En 1803, Lechangeur codifie le Rite de Misraïm auquel sont initiés Michel et Marc Bédarride. En 1806, Les Amis du Désert de Toulouse, Auch et Montauban pratiquent un rituel égyptien. En 1813 les FF\ Bédarride, reçoivent le pouvoir dediffuser le Rite de Misraïm hors d’Italie. Ce Rite fait son entrée en France grâce aux Frères Bédarride, qui établissent à leur domicile à Paris, le 21 mai 1814, un Grand Chapitre au Rite de Misraïm qui comporte 90 degrés regroupés en quatre séries. La Loge-Mère a reçu la lumière en mai 1814, sous le titre distinctif de l'Arc-en-Ciel.

Le Rite de Memphis serait né de la fusion de plusieurs Rites ésotériques et gnostiques, ce qu’ont confirmé, chacun à leur époque, John Yarker ou Robert Ambelain. Selon Marconis de Nègre, il a pour lointaine origine les Templiers qui auraient eux-mêmes reçu une filiation remontant jusqu' à un sage d'Egypte converti par Saint Marc. La Loge Isis fut fondée au Caire en 1798, et comptait parmi ses membres des savants et des officiers français, dont la plupart étaient des Maçons des Rites anciens : Philalèthes, Frères Africains, Rite Hermétique, Philadelphes, Rite Primitif, etc., ainsi que des notables égyptiens initiés aux mystères des Pyramides.
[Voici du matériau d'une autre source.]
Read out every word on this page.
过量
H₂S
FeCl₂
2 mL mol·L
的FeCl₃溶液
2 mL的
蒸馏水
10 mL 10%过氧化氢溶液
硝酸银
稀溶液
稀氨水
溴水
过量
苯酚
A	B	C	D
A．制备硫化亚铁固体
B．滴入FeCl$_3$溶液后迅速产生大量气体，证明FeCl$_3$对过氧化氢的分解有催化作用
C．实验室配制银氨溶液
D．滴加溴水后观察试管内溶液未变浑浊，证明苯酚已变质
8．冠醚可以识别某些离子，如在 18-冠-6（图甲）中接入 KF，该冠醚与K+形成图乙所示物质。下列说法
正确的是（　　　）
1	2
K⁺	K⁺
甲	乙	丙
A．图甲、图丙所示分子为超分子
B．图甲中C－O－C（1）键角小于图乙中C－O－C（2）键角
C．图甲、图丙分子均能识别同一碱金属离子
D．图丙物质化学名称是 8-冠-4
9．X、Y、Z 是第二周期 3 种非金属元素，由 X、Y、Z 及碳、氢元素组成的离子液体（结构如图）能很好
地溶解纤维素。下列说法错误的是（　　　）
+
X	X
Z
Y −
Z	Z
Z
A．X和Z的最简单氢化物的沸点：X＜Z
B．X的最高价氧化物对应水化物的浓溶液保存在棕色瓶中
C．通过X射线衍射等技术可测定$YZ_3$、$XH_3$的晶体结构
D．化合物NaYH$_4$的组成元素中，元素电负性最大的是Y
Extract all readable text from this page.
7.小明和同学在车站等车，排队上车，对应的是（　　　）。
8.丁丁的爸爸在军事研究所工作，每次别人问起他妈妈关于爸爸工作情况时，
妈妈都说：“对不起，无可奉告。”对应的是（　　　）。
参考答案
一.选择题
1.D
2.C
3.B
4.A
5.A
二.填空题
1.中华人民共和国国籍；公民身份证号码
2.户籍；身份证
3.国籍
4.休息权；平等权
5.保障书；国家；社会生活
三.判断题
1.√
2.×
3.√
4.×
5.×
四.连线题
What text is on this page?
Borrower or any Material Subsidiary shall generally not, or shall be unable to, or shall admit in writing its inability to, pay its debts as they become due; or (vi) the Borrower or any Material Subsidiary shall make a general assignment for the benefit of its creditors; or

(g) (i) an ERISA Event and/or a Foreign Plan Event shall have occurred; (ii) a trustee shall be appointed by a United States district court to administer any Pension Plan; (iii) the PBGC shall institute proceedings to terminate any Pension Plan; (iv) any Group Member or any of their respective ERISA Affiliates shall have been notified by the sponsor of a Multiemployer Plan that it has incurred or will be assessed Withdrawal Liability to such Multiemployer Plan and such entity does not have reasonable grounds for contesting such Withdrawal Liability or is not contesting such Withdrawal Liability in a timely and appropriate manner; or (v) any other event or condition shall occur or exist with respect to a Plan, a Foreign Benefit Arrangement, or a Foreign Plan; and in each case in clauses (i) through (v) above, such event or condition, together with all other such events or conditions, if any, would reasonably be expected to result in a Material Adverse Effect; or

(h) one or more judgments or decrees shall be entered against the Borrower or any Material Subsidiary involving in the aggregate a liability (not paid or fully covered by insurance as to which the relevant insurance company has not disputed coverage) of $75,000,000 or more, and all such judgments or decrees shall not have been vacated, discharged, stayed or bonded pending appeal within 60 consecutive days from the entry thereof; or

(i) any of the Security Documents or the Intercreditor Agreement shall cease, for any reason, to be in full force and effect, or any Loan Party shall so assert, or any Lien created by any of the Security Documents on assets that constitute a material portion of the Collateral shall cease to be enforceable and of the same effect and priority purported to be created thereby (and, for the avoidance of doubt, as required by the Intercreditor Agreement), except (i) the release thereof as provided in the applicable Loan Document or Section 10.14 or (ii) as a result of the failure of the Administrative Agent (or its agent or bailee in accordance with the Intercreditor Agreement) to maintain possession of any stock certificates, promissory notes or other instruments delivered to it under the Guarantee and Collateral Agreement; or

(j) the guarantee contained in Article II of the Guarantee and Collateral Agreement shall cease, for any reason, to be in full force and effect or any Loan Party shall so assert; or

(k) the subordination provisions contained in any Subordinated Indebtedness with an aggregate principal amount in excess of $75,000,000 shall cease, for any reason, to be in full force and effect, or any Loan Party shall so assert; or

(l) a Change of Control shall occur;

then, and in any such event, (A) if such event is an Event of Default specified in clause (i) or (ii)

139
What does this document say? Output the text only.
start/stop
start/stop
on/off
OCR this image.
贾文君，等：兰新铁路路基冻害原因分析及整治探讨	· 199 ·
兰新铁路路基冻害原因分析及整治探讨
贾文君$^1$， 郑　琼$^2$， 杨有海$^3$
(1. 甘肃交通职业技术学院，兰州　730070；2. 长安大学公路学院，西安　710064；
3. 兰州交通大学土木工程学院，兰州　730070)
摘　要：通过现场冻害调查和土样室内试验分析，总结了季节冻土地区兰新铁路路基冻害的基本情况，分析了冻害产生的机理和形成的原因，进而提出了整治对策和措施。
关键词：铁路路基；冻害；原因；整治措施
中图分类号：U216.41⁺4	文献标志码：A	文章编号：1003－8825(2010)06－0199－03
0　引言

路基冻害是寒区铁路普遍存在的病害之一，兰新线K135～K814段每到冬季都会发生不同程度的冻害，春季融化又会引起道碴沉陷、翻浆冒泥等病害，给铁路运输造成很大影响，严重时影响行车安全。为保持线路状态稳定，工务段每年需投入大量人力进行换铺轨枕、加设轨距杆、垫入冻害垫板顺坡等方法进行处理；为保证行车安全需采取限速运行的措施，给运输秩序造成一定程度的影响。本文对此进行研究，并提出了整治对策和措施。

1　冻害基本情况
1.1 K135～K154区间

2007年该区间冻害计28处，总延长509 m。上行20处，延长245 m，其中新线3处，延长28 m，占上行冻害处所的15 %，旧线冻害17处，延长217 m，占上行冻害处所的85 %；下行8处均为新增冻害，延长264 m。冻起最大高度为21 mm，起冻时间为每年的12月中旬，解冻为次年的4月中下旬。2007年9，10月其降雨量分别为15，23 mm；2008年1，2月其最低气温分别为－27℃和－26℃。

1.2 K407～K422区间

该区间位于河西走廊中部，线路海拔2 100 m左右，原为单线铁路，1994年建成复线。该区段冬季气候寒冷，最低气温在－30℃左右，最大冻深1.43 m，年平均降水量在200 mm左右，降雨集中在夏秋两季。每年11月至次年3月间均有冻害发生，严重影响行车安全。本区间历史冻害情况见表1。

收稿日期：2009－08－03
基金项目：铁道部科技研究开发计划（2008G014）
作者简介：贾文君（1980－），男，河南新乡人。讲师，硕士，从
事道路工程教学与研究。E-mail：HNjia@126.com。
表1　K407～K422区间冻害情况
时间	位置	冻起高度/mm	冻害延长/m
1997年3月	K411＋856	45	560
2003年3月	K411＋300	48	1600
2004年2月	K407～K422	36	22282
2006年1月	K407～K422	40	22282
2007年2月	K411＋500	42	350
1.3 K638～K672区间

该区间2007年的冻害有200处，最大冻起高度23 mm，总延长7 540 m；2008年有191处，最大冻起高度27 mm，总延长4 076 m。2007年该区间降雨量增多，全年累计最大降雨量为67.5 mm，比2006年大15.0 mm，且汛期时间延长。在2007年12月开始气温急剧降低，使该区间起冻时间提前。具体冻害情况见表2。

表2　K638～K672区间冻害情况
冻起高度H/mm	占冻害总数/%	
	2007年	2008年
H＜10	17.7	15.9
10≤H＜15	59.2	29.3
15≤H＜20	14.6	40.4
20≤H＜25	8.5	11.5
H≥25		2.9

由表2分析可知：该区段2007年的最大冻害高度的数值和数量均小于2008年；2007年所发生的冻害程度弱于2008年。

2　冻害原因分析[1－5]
Les soldats appartenant à ces divers courants ésotériques entrent en contact avec les FF\ de la Grande Loge d'Egypte, descendants des R+C de la période constantine. Enrichis de ces nouvelles connaissances, les FF\ de retour en France ne pouvaient rester les bras croisés. Parmi eux, il y avait donc Samuel Honis, un officier de l'armée napoléonienne initié à la loge Isis, qui fonda avec ses FF\ de retour en France, une Loge au titre distinctif de Les Disciples de Memphis. Cette loge travaillait selon des rituels fortement imprégnés d'influences égyptiennes.

6. Les Rites Egyptiens doivent être Détruits

Il serait naïf de penser que le monde maçonnique n’ait voulu que du bien aux Rites égyptiens. Le Rite de Misraïm « a été obligé, dès les premiers jours, de lutter pour son existence, pour son droit à l’existence », parce qu’ « on n’a jamais vu notre Rite…encenser aucun des gouvernements qui se sont succédé en France… »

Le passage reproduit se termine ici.